‘Quezon’ movie review: A reckoning with the heroes we built

Earlier this year, I was one of the few invited to Rolling Stone Philippines’ “State of Affairs” event at Sine Pop in Cubao, Quezon City.

The program opened with “The State of Culture,” a live panel that confronted the challenges and possibilities at the intersection of culture, economy, education, and technology.

After that, we were treated to a private screening of Food Delivery: Fresh from the West Philippine Sea, Baby Ruth Villarama’s timely documentary on Filipino fisherfolk navigating the contested West Philippine Sea. Then came what many of us were waiting for: “The State of Film.”

TBA Studios shared a 10-minute work-in-progress clip from Jerrold Tarog’s Quezon, the long-awaited conclusion to his Bayaniverse trilogy that began with Heneral Luna in 2015. Tarog was joined by producer Daphne Chiu-Soon and cinematographer Pong Ignacio, with Film Development Council of the Philippines chairman Jose Javier Reyes leading a conversation that felt half celebration, half inquisition.

When Reyes asked about the risk of humanizing those long considered national heroes and of reinterpreting Philippine history, Tarog simply said: “I can always point to the books.” His answer carried a calm certainty that history, when told truthfully, can withstand discomfort.

Quezon follows the Philippines’ second president across four defining chapters of his life, and like the men it portrays, the film refuses to stay confined within reverence. This year, I’ve seen two historical dramas that dared to confront the myths we’ve built: Lav Diaz’s Magellan, which questioned Lapulapu’s very existence, and Tarog’s Quezon, which drew fire for its audacity of tone.

But Quezon is no joke. It is one of the most technically accomplished and intellectually daring Filipino films in recent years, a masterpiece that knows how to teach without preaching and entertain without diluting its politics.

Tarog achieves something rare here, shaping a two-hour, dialogue-driven historical epic that remains deeply cinematic. It has the Bayaniverse’s sharpest production design and most polished cinematography, but Tarog uses that very gloss to question what it means to make heroes look this good. Its grandeur doesn’t come from spectacle or rhetoric, but from how it makes history feel tangible again, restless with contradiction.

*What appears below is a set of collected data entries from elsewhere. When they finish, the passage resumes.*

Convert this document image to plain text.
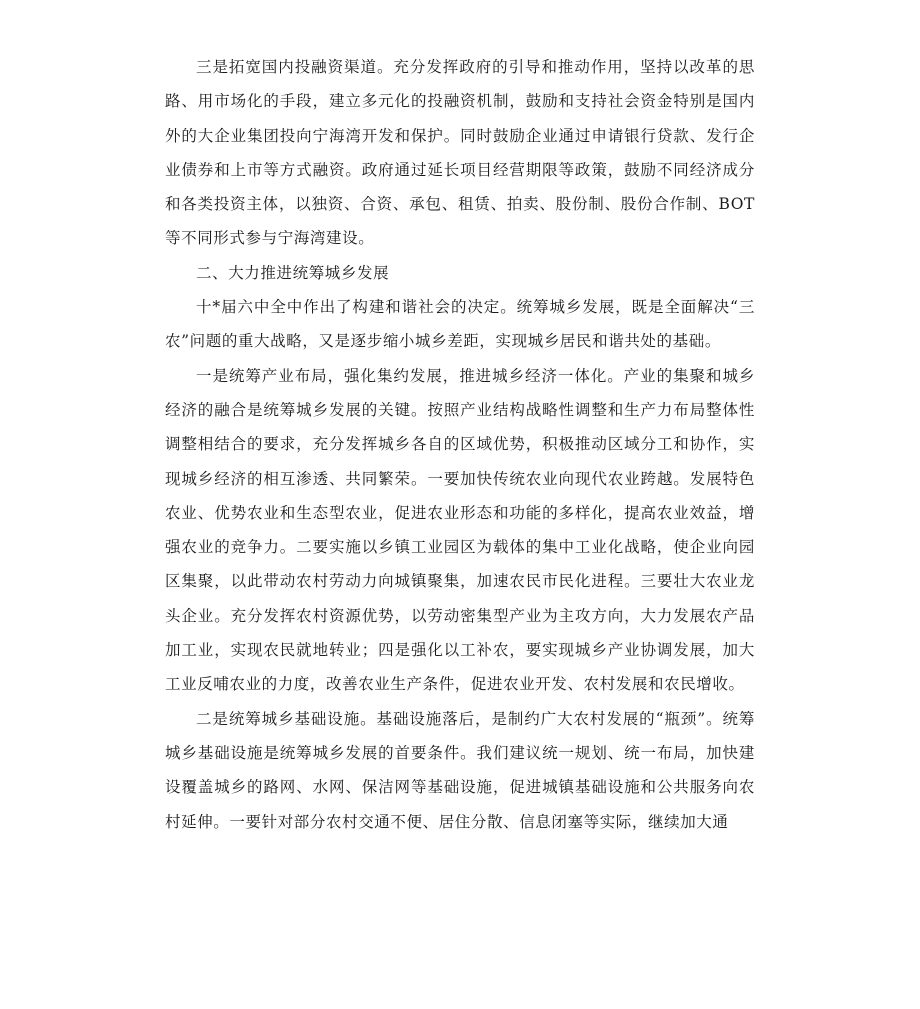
三是拓宽国内投融资渠道。充分发挥政府的引导和推动作用，坚持以改革的思路、用市场化的手段，建立多元化的投融资机制，鼓励和支持社会资金特别是国内外的大企业集团投向宁海湾开发和保护。同时鼓励企业通过申请银行贷款、发行企业债券和上市等方式融资。政府通过延长项目经营期限等政策，鼓励不同经济成分和各类投资主体，以独资、合资、承包、租赁、拍卖、股份制、股份合作制、BOT等不同形式参与宁海湾建设。

二、大力推进统筹城乡发展

十*届六中全中作出了构建和谐社会的决定。统筹城乡发展，既是全面解决“三农”问题的重大战略，又是逐步缩小城乡差距，实现城乡居民和谐共处的基础。

一是统筹产业布局，强化集约发展，推进城乡经济一体化。产业的集聚和城乡经济的融合是统筹城乡发展的关键。按照产业结构战略性调整和生产力布局整体性调整相结合的要求，充分发挥城乡各自的区域优势，积极推动区域分工和协作，实现城乡经济的相互渗透、共同繁荣。一要加快传统农业向现代农业跨越。发展特色农业、优势农业和生态型农业，促进农业形态和功能的多样化，提高农业效益，增强农业的竞争力。二要实施以乡镇工业园区为载体的集中工业化战略，使企业向园区集聚，以此带动农村劳动力向城镇聚集，加速农民市民化进程。三要壮大农业龙头企业。充分发挥农村资源优势，以劳动密集型产业为主攻方向，大力发展农产品加工业，实现农民就地转业；四是强化以工补农，要实现城乡产业协调发展，加大工业反哺农业的力度，改善农业生产条件，促进农业开发、农村发展和农民增收。

二是统筹城乡基础设施。基础设施落后，是制约广大农村发展的“瓶颈”。统筹城乡基础设施是统筹城乡发展的首要条件。我们建议统一规划、统一布局，加快建设覆盖城乡的路网、水网、保洁网等基础设施，促进城镇基础设施和公共服务向农村延伸。一要针对部分农村交通不便、居住分散、信息闭塞等实际，继续加大通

And this is where the film transcends. Part of me is left debating if this is finally our next Oscar submission, and it certainly makes a strong case. While many Filipino historical films, by their very nature, struggle to find purchase with international audiences, Quezon is built differently. It demands local introspection while showing that a Filipino historical film can speak a universal language. It translates the colorful ambition and political machinations of Quezon’s life into something a global audience can genuinely and viscerally care about.

Jericho Rosales turns in a performance that feels studied yet alive. He captures Quezon’s cadence, the strange lilt and rhythm that historical recordings made familiar, but filters it through an actor’s empathy. There’s precision in the mimicry, but it never becomes parody.

For me, it’s Mon Confiado, as Aguinaldo, who quietly steals the film. He carries an air of fatigue, of a man whose justifications have outlived their conviction. What’s bold about Tarog’s direction is how it subtly reorients the viewer’s sympathy toward Aguinaldo, not to absolve him, but to understand the human frailty behind the myth. It reshapes the trilogy into something less about heroes and traitors, and more about the uneasy truths that history refuses to settle.

That’s what makes Quezon so compelling. It refuses the easy binaries of national memory. It doesn’t paint Quezon as a saint or Aguinaldo as a relic. It lets both men exist in their contradictions. The satire feels less like mockery, more like mourning for a history that keeps repeating itself.

And perhaps that’s why it unsettled the descendants. The story of Quezon becomes a story of what we choose to celebrate, and how easily heroism gets confused with infallibility.

Where Heneral Luna raged and Goyo brooded, Quezon contemplates. It is an ending devoid of fanfare or glory. It simply settles, leaving us with a clear, decisive thought that equips us to finally and confidently confront the narratives we’ve inherited.

The film offers no statues, no slogans, just men whose choices reverberate through generations. Only men whose fates become the ground we walk on. It’s less a conclusion than a quiet confrontation with the myths that raised us and the truths we are still too afraid to face.